Namanya Mulyanto. Pedagang Perabotan keliling.
Ya, hampir lupa. Sekarang dia sudah ganti nama. Waktu kecil sering sakit. Diganti namanya jadi Joko Mulyanto. Biar lebih trendi. Namanya disingkat jadi Jokonto. Tolong hati-hati mengucapkannya.
Gara-gara ganti namanya nasibnya memang berubah. Dia yang waktu sekolah adalah murid paling bodoh. Baru bisa membaca dan berhitung setelah naik ke kelas lima. Itupun masing sering salah-salah. Misalnya 11 juta sering keliru dia anggap 11 triliun.
Hebatnya dia sekarang terpilih sebagai Kepala Desa. Hebat. Sekali lagi saya bilang hebat. Bagaimana bisa orang yang gagap membaca dan tidak mahir berhitung terpilih jadi Kepala Desa?
Seperti kata Pepatah, selalu ada udang dibalik bakwan. Orang dikasih makan bakwan jadi otak udang. Dan Jokonto pun terpilih karena siasat licik dari seorang Culas di Kampung bernama Oppung Lubin.
Sebenarnya Oppung Lubin yang sangat berhasrat menjadi Kepala Desa. Sayangnya dia tidak mungkin bisa menjabat Kepala Desa.
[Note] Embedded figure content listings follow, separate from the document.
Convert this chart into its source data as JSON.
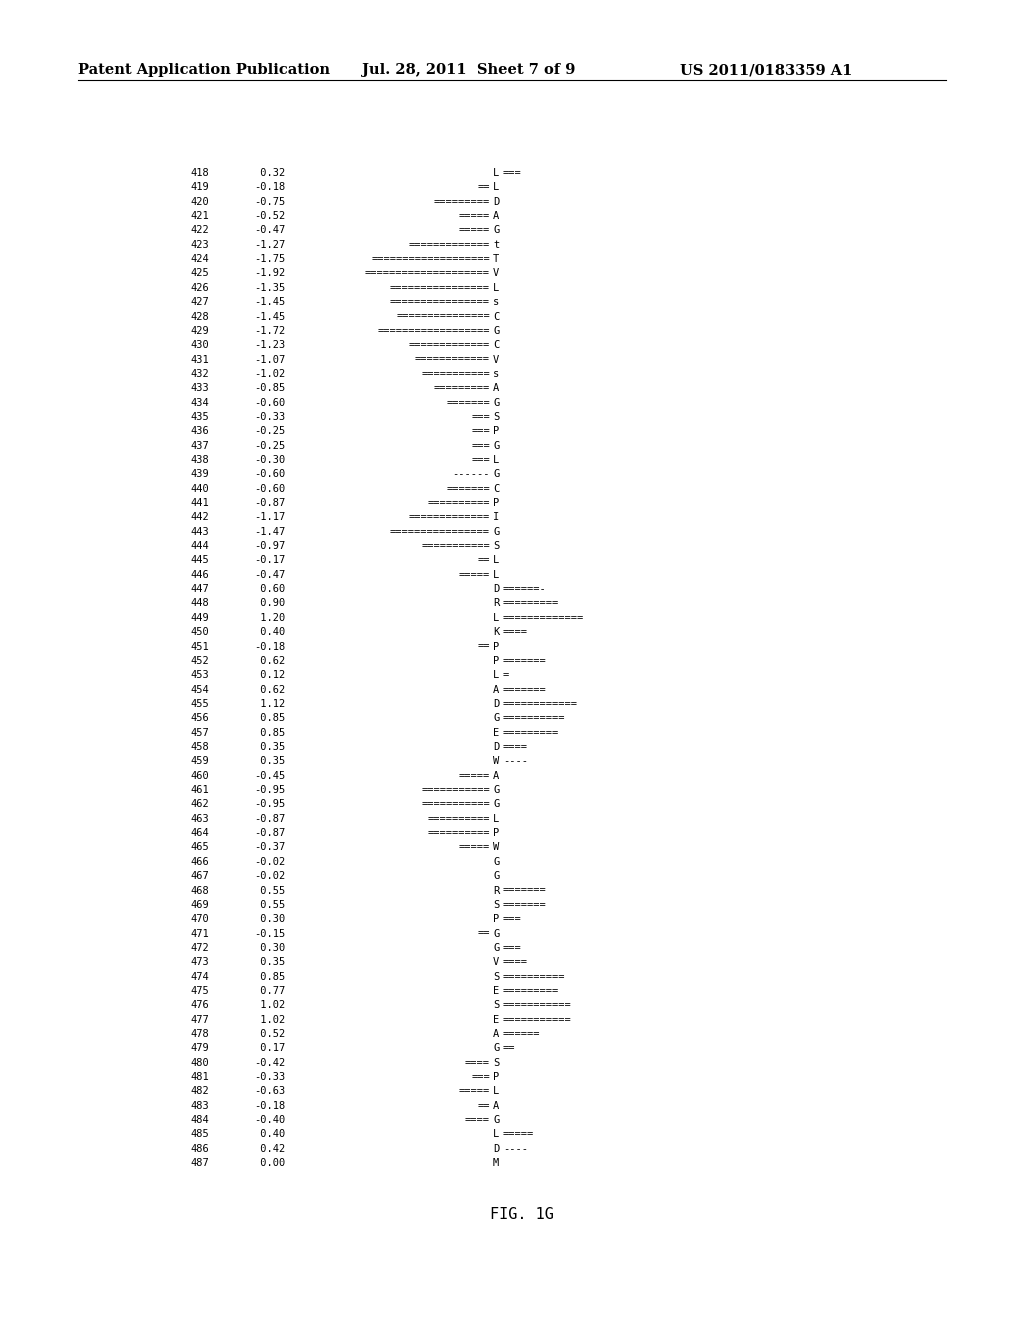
{
  "header_left": "Patent Application Publication",
  "header_mid": "Jul. 28, 2011  Sheet 7 of 9",
  "header_right": "US 2011/0183359 A1",
  "footer": "FIG. 1G",
  "rows": [
    [
      418,
      0.32,
      "L",
      "==="
    ],
    [
      419,
      -0.18,
      "L",
      "=="
    ],
    [
      420,
      -0.75,
      "D",
      "========="
    ],
    [
      421,
      -0.52,
      "A",
      "====="
    ],
    [
      422,
      -0.47,
      "G",
      "====="
    ],
    [
      423,
      -1.27,
      "t",
      "============="
    ],
    [
      424,
      -1.75,
      "T",
      "==================="
    ],
    [
      425,
      -1.92,
      "V",
      "===================="
    ],
    [
      426,
      -1.35,
      "L",
      "================"
    ],
    [
      427,
      -1.45,
      "s",
      "================"
    ],
    [
      428,
      -1.45,
      "C",
      "==============="
    ],
    [
      429,
      -1.72,
      "G",
      "=================="
    ],
    [
      430,
      -1.23,
      "C",
      "============="
    ],
    [
      431,
      -1.07,
      "V",
      "============"
    ],
    [
      432,
      -1.02,
      "s",
      "==========="
    ],
    [
      433,
      -0.85,
      "A",
      "========="
    ],
    [
      434,
      -0.6,
      "G",
      "======="
    ],
    [
      435,
      -0.33,
      "S",
      "==="
    ],
    [
      436,
      -0.25,
      "P",
      "==="
    ],
    [
      437,
      -0.25,
      "G",
      "==="
    ],
    [
      438,
      -0.3,
      "L",
      "==="
    ],
    [
      439,
      -0.6,
      "G",
      "------"
    ],
    [
      440,
      -0.6,
      "C",
      "======="
    ],
    [
      441,
      -0.87,
      "P",
      "=========="
    ],
    [
      442,
      -1.17,
      "I",
      "============="
    ],
    [
      443,
      -1.47,
      "G",
      "================"
    ],
    [
      444,
      -0.97,
      "S",
      "==========="
    ],
    [
      445,
      -0.17,
      "L",
      "=="
    ],
    [
      446,
      -0.47,
      "L",
      "====="
    ],
    [
      447,
      0.6,
      "D",
      "======-"
    ],
    [
      448,
      0.9,
      "R",
      "========="
    ],
    [
      449,
      1.2,
      "L",
      "============="
    ],
    [
      450,
      0.4,
      "K",
      "===="
    ],
    [
      451,
      -0.18,
      "P",
      "=="
    ],
    [
      452,
      0.62,
      "P",
      "======="
    ],
    [
      453,
      0.12,
      "L",
      "="
    ],
    [
      454,
      0.62,
      "A",
      "======="
    ],
    [
      455,
      1.12,
      "D",
      "============"
    ],
    [
      456,
      0.85,
      "G",
      "=========="
    ],
    [
      457,
      0.85,
      "E",
      "========="
    ],
    [
      458,
      0.35,
      "D",
      "===="
    ],
    [
      459,
      0.35,
      "W",
      "----"
    ],
    [
      460,
      -0.45,
      "A",
      "====="
    ],
    [
      461,
      -0.95,
      "G",
      "==========="
    ],
    [
      462,
      -0.95,
      "G",
      "==========="
    ],
    [
      463,
      -0.87,
      "L",
      "=========="
    ],
    [
      464,
      -0.87,
      "P",
      "=========="
    ],
    [
      465,
      -0.37,
      "W",
      "====="
    ],
    [
      466,
      -0.02,
      "G",
      ""
    ],
    [
      467,
      -0.02,
      "G",
      ""
    ],
    [
      468,
      0.55,
      "R",
      "======="
    ],
    [
      469,
      0.55,
      "S",
      "======="
    ],
    [
      470,
      0.3,
      "P",
      "==="
    ],
    [
      471,
      -0.15,
      "G",
      "=="
    ],
    [
      472,
      0.3,
      "G",
      "==="
    ],
    [
      473,
      0.35,
      "V",
      "===="
    ],
    [
      474,
      0.85,
      "S",
      "=========="
    ],
    [
      475,
      0.77,
      "E",
      "========="
    ],
    [
      476,
      1.02,
      "S",
      "==========="
    ],
    [
      477,
      1.02,
      "E",
      "==========="
    ],
    [
      478,
      0.52,
      "A",
      "======"
    ],
    [
      479,
      0.17,
      "G",
      "=="
    ],
    [
      480,
      -0.42,
      "S",
      "===="
    ],
    [
      481,
      -0.33,
      "P",
      "==="
    ],
    [
      482,
      -0.63,
      "L",
      "====="
    ],
    [
      483,
      -0.18,
      "A",
      "=="
    ],
    [
      484,
      -0.4,
      "G",
      "===="
    ],
    [
      485,
      0.4,
      "L",
      "====="
    ],
    [
      486,
      0.42,
      "D",
      "----"
    ],
    [
      487,
      0.0,
      "M",
      ""
    ]
  ]
}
Masyarakat Desa mayoritas Muslim. Sedangkan Oppung Lubin menyembah Pohon.
Akhirnya Oppung Lubin mencari orang yang bisa dia jadikan Boneka. Menjabat sebagai Kepala Desa. Ketemulah sama Jokonto. Gayung bersambut. Sumpah diucapkan. Caranya dengan saling mencium dan menjilat ibu jari kaki. Oppung Lubin sempat muntah. Karena Jokonto lupa mencuci kaki padahal seharian baru habis keliling. Jualan Perabotan.
Oppung Lubin minta proyek. Pengganti dana. Katanya mengembalikan modal dari para Pedagang di Desa. Yang selama ini sudah mendanai Jokonto waktu pemilihan Kepala Desa. Beli Bakso, es campur dan uang sogokan.
Jokonto awalnya kebingungan. Proyek apalagi yang mesti diserahkan sebagai upeti. Proyek pasir galian di Sungai ujung Desa sudah diserahkan ke Pak Lubin. Begitu juga sawah desa. Sudah lama diambil alih Pak Lubin. Proyek Jalan Desa bahkan diserahkan ke Pemborong Desa Tetangga. Atas arahan Pak Lubin.
"Demi Pohon! Kau bengak kali" Pak Lubin marah-marah.
"Sisa waktumu berkuasa tinggal beberapa tahun lagi. Cari cara biar kami dapat cuan lagi!"
"Siap bang. Tapi apa lagi yang bisa kita proyekkan. Apa warga desa kita paksa saja bayar pajak udara?"
"Otakmu memang ngga naik-naik Konto. Sudah serahkan ke saya," Oppung Lubin mengeluarkan secarik kertas.
"Hah, Pembangunan Balai Desa baru?" Jokonto kebingungan.
"Bukannya Balai Desa kita masih bagus. Terus dananya dari mana?" sambung Jokonto.
"Ya kau cari lagi hutangan ke Desa Tetangga. Pokoknya sebelum kau berhasil mengembalikan uang Upeti, tidak ada alasan. Bila perlu masa jabatanmu akan ku usahakan ditambahi," jawab Oppung Lubin.
"Kalau tambah masa jabatan ya saya hepi-hepi saja bang. Tapi jangan ketahuan dari saya ya..."
"Aman itu. Nanti kusuruh usul dari Perangkat Desa saja. Atas usulan warga."
"Siapa bang, apa mereka mau?"
"Gampang. Nanti kusuruh si Mimin. Dia pernah dulu nyolong durian di belakang Balai Desa. Terus si Joel. Dia diam-diam mengambil sepetak sawah desa. Dan terakhir si gendut yang rumahnya dibawah Pohon Beringin. Semua kartu as mereka ada samaku."
"Mantap surantap bang. Abang memang cerdas."
"Ya mantaplah. Kan yang dongok itu cuma kau."